Materials and Methods: An experiment was conducted in Agricultural Sciences and Natural Resources University of Khuzestan during 2017-2018. 22 no. of the suspected resistance wild mustard accessions to tribenuron-methyl were gathered from wheat fields of the Ramhormoz. One susceptible accession was also gathered from a field with no history of spraying. Pot experiments were carried out in two stages including the initial screening with the recommended dose of tribenuron-methyl (15 g ai ha-1) and dose-response assay that accessions were investigated for the effect of tribenuron-methyl on dry weight and survival plant no. under outdoor conditions. The plants per pots were sprayed, based on tribenuron-methyl dose (0, 0.125, 0.25, 0.5, 1, 2, 4, 8, 16, and 32-fold of recommended dose). The shoot dry weight data were converted to a percentage based on control plants data within each accession. A log-logistic curve with three and four-parameters was used to describe dose–response relationships. Dry-weight data were fitted to a nonlinear log-logistic regression model using the package drc in the statistical program R (R Development Core Team, 2008). The distribution map of the resistant populations was plotted using ArcGIS 10.3 software.
Results and discussion: Screening results showed that nine accessions (B, C, H, P, S, T, W, X, U) were strongly resistant (R) and 10 accessions (A, E, F, G, K, L, M, O, Q, R) were probably resistant (PR or RR), and three accessions (D, N and Y) were susceptible (S) or suspected resistance (SR) to tribenuron-methyl based on Adkins and Mo‘s 's ranking system. While, Screening results based on Mo‘s 's ranking system showed that nine accessions (B, C, H, P, S, T, W, X, U) were completely resistant (RRR) and 10 accessions (A, E, F, G, K, L, M, O, Q, R) were probably resistant (RR), and two accessions (D and N) were suspected resistance (SR) and one population (Y) was susceptible to tribenuron-methyl. With increasing doses of the herbicide tribenuron-methyl, the dry weight of susceptible and susceptible accessions decreased during the sigmoid process. Resistance factor of accessions (W, U, X, S, B, C, T, K, R, G, Q, O, E, A, P, M, F, H, and L) based on dry weight (% of control) and survival (% of control) ranged from 1.10- 8.17 and 2.08-7.60, respectively. A different resistance factor was observed between the accessions; thus, the W accession with the highest resistance factor of 8.17 and 7.60 and the L accession with the lowest resistance factor of 1.10 and 2.80 based on dry weight and survival (% of control) were resistant to the herbicide tribenuron-methyl. While 6.80 g ai ha-1 caused a 50% reduction in the dry weight of the susceptible Z accession, this reduction was calculated to be 60.55 g ai ha-1 for the most resistant accession (W), which differed significantly based on the calculated confidence limits. A map of the distribution of contaminated fields of resistant wild mustard accessions using GIS showed that most resistant accessions were observed in eastern and southeastern regions of Ramhormoz.
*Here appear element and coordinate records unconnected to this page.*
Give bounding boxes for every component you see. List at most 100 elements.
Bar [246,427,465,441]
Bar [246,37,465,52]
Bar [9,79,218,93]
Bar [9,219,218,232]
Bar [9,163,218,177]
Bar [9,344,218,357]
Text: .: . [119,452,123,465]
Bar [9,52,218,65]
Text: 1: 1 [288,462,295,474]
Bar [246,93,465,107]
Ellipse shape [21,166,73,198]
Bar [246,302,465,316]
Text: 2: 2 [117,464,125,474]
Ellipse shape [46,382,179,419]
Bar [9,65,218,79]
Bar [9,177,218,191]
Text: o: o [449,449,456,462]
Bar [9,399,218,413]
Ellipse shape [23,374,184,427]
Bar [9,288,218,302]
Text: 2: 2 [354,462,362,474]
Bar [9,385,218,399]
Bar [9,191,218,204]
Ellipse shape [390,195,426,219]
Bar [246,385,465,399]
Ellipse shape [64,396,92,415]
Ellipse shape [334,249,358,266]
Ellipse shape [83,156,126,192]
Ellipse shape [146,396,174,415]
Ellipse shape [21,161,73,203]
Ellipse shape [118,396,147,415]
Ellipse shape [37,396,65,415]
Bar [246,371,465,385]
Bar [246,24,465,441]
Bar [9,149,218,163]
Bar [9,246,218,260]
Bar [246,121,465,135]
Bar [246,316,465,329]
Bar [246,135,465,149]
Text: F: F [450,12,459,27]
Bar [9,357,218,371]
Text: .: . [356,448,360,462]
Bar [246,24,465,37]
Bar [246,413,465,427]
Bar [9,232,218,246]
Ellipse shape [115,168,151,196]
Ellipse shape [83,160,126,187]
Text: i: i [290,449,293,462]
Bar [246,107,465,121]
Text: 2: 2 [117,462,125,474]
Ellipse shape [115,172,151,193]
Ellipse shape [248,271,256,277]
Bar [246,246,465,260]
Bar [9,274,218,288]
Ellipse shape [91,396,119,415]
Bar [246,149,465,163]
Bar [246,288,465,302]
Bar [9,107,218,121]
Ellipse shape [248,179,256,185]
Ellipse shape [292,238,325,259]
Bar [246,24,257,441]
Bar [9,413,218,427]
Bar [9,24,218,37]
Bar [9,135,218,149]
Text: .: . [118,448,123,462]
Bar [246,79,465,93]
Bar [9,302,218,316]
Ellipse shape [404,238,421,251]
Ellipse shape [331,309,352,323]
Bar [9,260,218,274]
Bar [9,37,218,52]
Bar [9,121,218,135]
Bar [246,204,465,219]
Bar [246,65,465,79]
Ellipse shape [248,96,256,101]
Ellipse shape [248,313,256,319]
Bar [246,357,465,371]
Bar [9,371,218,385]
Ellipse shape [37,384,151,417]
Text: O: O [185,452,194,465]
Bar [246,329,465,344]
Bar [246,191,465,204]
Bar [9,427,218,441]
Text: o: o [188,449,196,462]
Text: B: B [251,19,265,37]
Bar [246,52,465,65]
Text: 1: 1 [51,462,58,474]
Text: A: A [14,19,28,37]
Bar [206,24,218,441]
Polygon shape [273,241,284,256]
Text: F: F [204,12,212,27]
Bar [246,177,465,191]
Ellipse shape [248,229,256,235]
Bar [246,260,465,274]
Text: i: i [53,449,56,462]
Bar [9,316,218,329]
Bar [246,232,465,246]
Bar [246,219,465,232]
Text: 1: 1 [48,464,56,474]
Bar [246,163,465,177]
Conclusion: The results of this experiment confirmed the presence of resistance in wild mustard accessions to tribenuron-methyl. Repeated use of tribenuron-methyl in wheat fields of Ramhormoz is one of the most important reasons for resistance in these fields. Distribution map makes it possible to predict farms infected with resistant accessions and help prevent the recommendation and use of ALS inhibiting herbicides in these farms, so that in order to break the resistance in resistant accessions and it will be effective reduce the use of herbicides. Therefore, the use of distribution maps can be used to implement integrated weed management programs and to prevent the development of resistance accessions in other areas.